The word ‘culture’ is not unproblematic. Experts and academics often do not agree with each other on how to define it. Anthropologists may say one thing, sociologists have another description, psychologists something else. This can be confusing for those of us talking about or discussing the intricacies of ‘culture’.
Typically, experts have defined culture as a ‘thing’ – a set of rules, a set of behaviours, a shared way of doing things. This is fine as a definition, but somewhat limited and uncontemporary.
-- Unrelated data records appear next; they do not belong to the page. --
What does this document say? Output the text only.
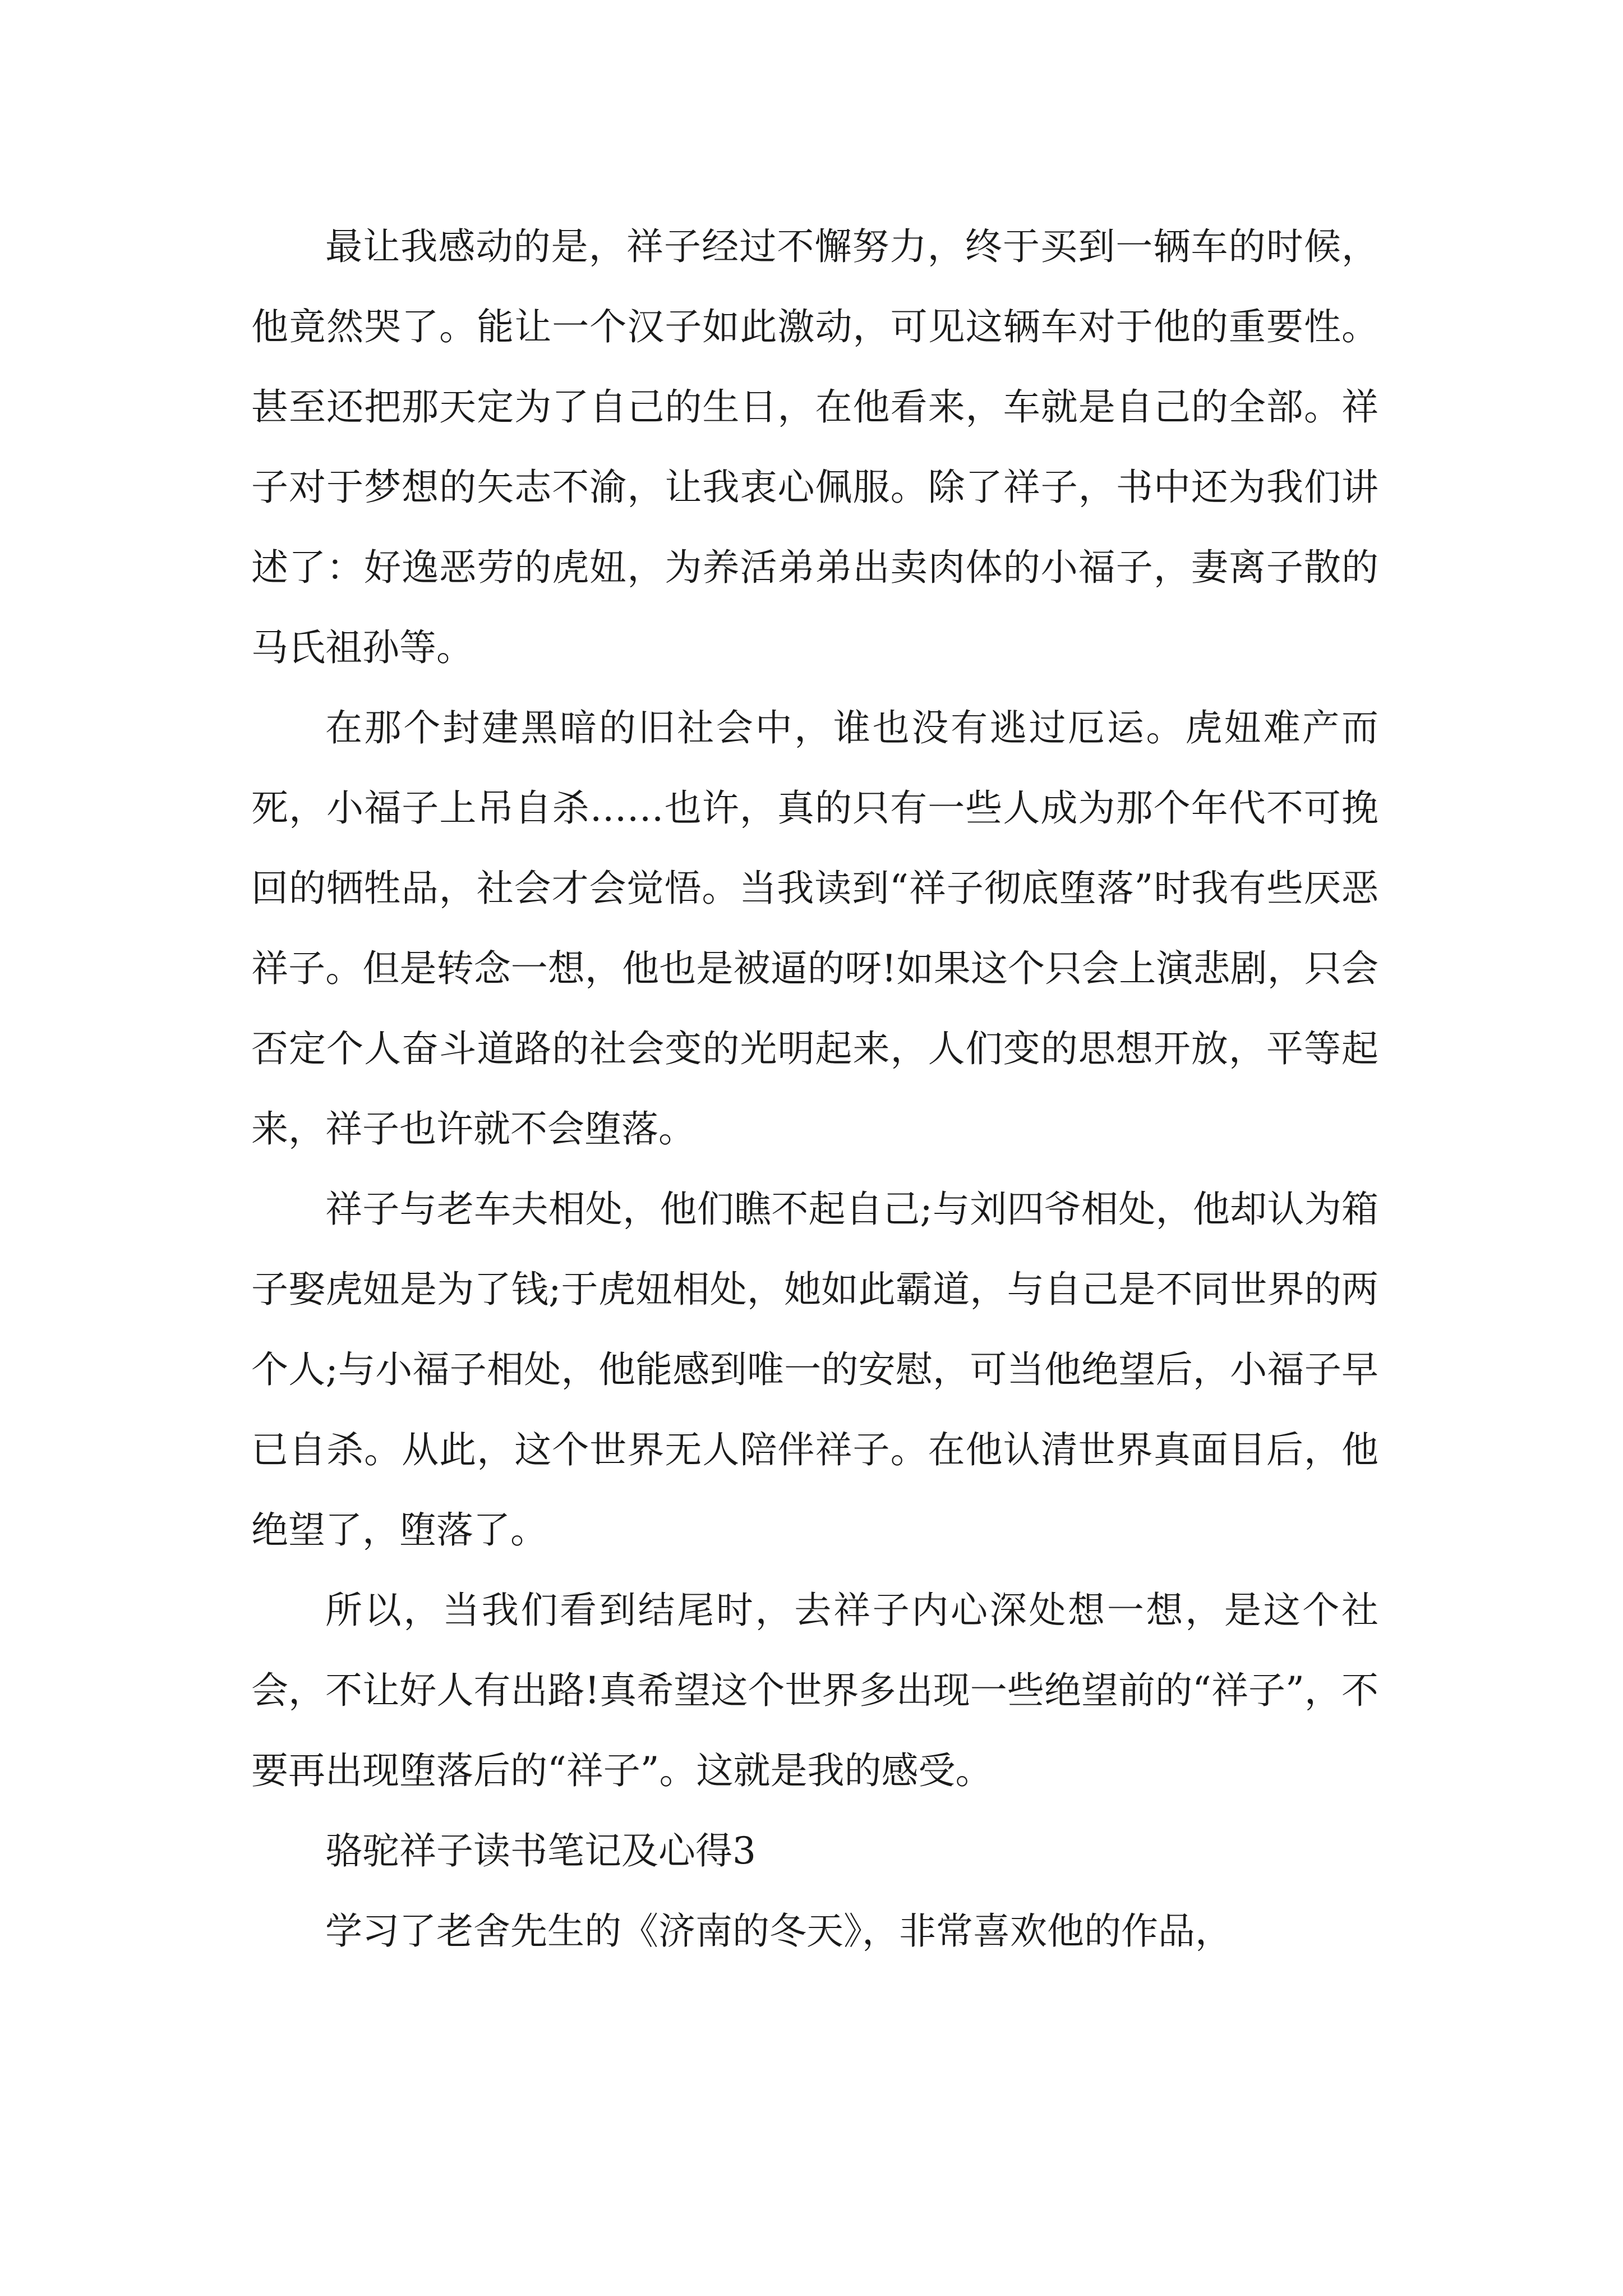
最让我感动的是，祥子经过不懈努力，终于买到一辆车的时候，他竟然哭了。能让一个汉子如此激动，可见这辆车对于他的重要性。甚至还把那天定为了自己的生日，在他看来，车就是自己的全部。祥子对于梦想的矢志不渝，让我衷心佩服。除了祥子，书中还为我们讲述了：好逸恶劳的虎妞，为养活弟弟出卖肉体的小福子，妻离子散的马氏祖孙等。

在那个封建黑暗的旧社会中，谁也没有逃过厄运。虎妞难产而死，小福子上吊自杀……也许，真的只有一些人成为那个年代不可挽回的牺牲品，社会才会觉悟。当我读到“祥子彻底堕落”时我有些厌恶祥子。但是转念一想，他也是被逼的呀!如果这个只会上演悲剧，只会否定个人奋斗道路的社会变的光明起来，人们变的思想开放，平等起来，祥子也许就不会堕落。

祥子与老车夫相处，他们瞧不起自己;与刘四爷相处，他却认为箱子娶虎妞是为了钱;于虎妞相处，她如此霸道，与自己是不同世界的两个人;与小福子相处，他能感到唯一的安慰，可当他绝望后，小福子早已自杀。从此，这个世界无人陪伴祥子。在他认清世界真面目后，他绝望了，堕落了。

所以，当我们看到结尾时，去祥子内心深处想一想，是这个社会，不让好人有出路!真希望这个世界多出现一些绝望前的“祥子”，不要再出现堕落后的“祥子”。这就是我的感受。

骆驼祥子读书笔记及心得3

学习了老舍先生的《济南的冬天》，非常喜欢他的作品，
This definition ascribes ‘culture’ with a static quality and does not allow for the changing, flexible nature of groups of people.
In former days, when people didn’t travel as much internationally, when there was less interaction across national borders, when there was less global influence on local matters, when technology did not exist to encourage remote contact, when people stayed in one place, it might have been appropriate to describe a culture as a static ‘thing’. In other words, to describe the behaviours and attitudes of a group of people identified by the borders of their nation. Eg, Swedish culture is like this…Swedes are like this…
But I’m afraid this doesn’t work anymore. Thanks to migration, immigration, internationalisation and individual travel, we are subjected to different influences and attitudes. These differences are integrated into our societies and our societies change. So ‘culture’ is not a static concept. It is constantly changing. It is always in flux. It is not a fixed thing, but a fluid thing.
This is why I try to describe what we are experiencing as a process of ‘culturing’. We are forming our realities together. We are constructing our societies and our groups. We are navigating and negotiating with each other constantly. This is why different groups of people do things differently – they have ‘cultured’ differently. But it’s not written in stone – it changes.
And this is why, for me, racism is defunct. It’s unavoidable that there are diverse people with different perspectives in a community. And it’s this diversity that keeps us continuously ‘culturing’.